The exhibition runs until May 5 at the Central Library in Jamaica, with an artists’ reception occurring on April 25 from 6:30 to 7:30 p.m. The Central Library is located at 89-11 Merrick Boulevard in Jamaica.

“Chronos Cosmos: Deep Time, Open Space”

Space out at Socrates Sculpture Park this season at its new deep dive into time, matter and the universe. From May 5 to Sept. 3, eight artists will explore the meaning of the cosmos and Earth’s place within it in a series of sculptures meant to help their viewers see Earth a little differently.

“Together the works reveal a coexistence of disjointed times in our contemporary world: clocked and measured time, rhythmic biological time, earthly time, the flowing time of human experience, anticipatory time, historical and anachronistic time, serial and simultaneous time, as well as technologically mediated time,” the museum’s website says.

The park’s address is 32-01 Vernon Boulevard in Long Island City.

“Mundos Alternos: Art and Science Fiction in the Americas”

The Queens Museum has brought a collection of Latin American and Latinx artists from the United States together to explore identity, experience and colonialism through the lens of science fiction.

“In the works featured in the exhibition, most created in the last two decades, artists employ the imagery of science fiction to suggest diverse modes of existence and represent “alienating” ways of being in the world,” the Queens Museum wrote on its website.

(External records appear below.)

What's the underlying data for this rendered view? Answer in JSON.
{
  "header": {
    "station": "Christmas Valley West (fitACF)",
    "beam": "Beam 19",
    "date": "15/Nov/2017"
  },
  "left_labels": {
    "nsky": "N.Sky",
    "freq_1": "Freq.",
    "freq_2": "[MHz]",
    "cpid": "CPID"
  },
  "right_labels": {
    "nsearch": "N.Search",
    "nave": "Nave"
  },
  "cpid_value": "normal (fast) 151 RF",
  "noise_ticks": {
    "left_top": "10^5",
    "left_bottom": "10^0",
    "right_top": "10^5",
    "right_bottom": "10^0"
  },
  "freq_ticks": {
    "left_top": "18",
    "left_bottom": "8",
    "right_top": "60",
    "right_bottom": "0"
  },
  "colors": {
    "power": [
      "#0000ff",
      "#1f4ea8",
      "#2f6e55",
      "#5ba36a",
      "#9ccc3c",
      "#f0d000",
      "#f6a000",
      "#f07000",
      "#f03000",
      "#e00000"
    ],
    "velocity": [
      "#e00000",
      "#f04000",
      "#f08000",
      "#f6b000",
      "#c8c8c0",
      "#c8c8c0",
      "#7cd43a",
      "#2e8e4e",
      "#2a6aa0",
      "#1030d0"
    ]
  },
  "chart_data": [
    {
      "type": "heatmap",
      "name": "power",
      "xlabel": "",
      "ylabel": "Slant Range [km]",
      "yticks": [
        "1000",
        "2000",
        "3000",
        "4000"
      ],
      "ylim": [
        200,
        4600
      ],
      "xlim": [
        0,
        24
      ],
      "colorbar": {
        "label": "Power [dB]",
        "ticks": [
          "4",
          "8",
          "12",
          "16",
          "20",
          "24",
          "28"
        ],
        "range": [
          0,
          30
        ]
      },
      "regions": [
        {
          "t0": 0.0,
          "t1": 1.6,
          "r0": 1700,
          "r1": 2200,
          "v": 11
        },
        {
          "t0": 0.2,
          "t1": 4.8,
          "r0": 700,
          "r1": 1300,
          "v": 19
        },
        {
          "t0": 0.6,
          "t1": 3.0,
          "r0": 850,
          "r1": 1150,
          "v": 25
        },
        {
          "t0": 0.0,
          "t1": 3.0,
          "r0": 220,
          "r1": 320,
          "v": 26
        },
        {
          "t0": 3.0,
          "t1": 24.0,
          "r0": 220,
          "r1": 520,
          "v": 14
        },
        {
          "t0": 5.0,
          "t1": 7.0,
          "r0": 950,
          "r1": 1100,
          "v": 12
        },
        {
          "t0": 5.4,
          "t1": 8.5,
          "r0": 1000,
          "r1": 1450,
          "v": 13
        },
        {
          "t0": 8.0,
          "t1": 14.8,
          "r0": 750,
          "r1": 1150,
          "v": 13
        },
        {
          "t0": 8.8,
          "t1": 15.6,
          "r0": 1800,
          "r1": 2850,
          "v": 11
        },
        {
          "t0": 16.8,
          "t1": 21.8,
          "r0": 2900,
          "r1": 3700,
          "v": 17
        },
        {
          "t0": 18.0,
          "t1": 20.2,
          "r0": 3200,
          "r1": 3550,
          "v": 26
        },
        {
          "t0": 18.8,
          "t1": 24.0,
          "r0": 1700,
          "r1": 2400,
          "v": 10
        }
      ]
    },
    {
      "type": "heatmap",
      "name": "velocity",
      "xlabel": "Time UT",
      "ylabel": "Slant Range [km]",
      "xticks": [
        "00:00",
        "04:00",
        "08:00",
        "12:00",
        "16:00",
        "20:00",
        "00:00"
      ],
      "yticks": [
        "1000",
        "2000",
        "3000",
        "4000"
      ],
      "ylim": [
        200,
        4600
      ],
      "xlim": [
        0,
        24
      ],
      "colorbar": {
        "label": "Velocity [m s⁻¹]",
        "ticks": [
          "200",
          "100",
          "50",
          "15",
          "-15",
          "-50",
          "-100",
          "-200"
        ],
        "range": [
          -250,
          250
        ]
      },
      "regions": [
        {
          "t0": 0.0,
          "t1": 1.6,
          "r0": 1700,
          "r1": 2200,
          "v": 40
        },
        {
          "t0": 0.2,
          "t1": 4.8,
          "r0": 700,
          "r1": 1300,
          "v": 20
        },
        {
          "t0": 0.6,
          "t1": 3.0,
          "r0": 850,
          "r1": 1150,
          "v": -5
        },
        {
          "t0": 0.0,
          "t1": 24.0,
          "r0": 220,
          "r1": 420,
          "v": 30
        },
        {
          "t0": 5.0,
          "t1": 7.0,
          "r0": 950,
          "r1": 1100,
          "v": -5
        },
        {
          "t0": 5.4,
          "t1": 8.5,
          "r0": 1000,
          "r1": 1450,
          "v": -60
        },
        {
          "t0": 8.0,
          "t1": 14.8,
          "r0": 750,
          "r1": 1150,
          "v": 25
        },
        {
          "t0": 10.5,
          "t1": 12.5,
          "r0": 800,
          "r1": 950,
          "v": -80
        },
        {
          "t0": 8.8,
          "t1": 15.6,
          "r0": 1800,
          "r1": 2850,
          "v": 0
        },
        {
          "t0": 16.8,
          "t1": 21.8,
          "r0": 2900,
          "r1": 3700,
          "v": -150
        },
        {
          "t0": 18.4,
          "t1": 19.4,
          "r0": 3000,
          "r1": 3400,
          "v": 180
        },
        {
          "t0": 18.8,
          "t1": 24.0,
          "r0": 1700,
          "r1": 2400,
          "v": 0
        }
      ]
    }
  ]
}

The exhibition will be on view until August 19.

“Uchronias and Dystopian Futures: Latin American Science Fiction Cinema of the 21st Century”

In conjunction with the Queens Museum’s “Mundos Alternos” exhibition, Astoria’s Museum of the Moving Image is hosting a film series showcasing 21st century Latin American science fiction until July 21. The nine films range in tone from horror to comedy to experimental, and examine the science fiction genre from a decolonized point of view.

For more information on screenings, visit movingimage.us. The museum is located at 36-01 35 Avenue in Astoria.

A work on display in “The Life I Deserve.” Gina Beavers. Smoky Eye Tutorial. 2014. Acrylic and wood on canvas panel. Image courtesy of the artist.

A work on display in “The Life I Deserve.” Gina Beavers. Smoky Eye Tutorial. 2014. Acrylic and wood on canvas panel. Image courtesy of the artist.

“Gina Beavers: The Life I Deserve”

Artist Gina Beavers explores life on the internet at MoMA PS1’s in “The Life I Deserve,” an exhibition running through Sept. 2. Taking images from the internet like photos hashtagged #FoodPorn or makeup tutorials, Beavers transforms them into visceral paintings that demarcate the gap between our physical and digital lives.

Visit MoMA PS1 at 22-25 Jackson Avenue, Long Island City.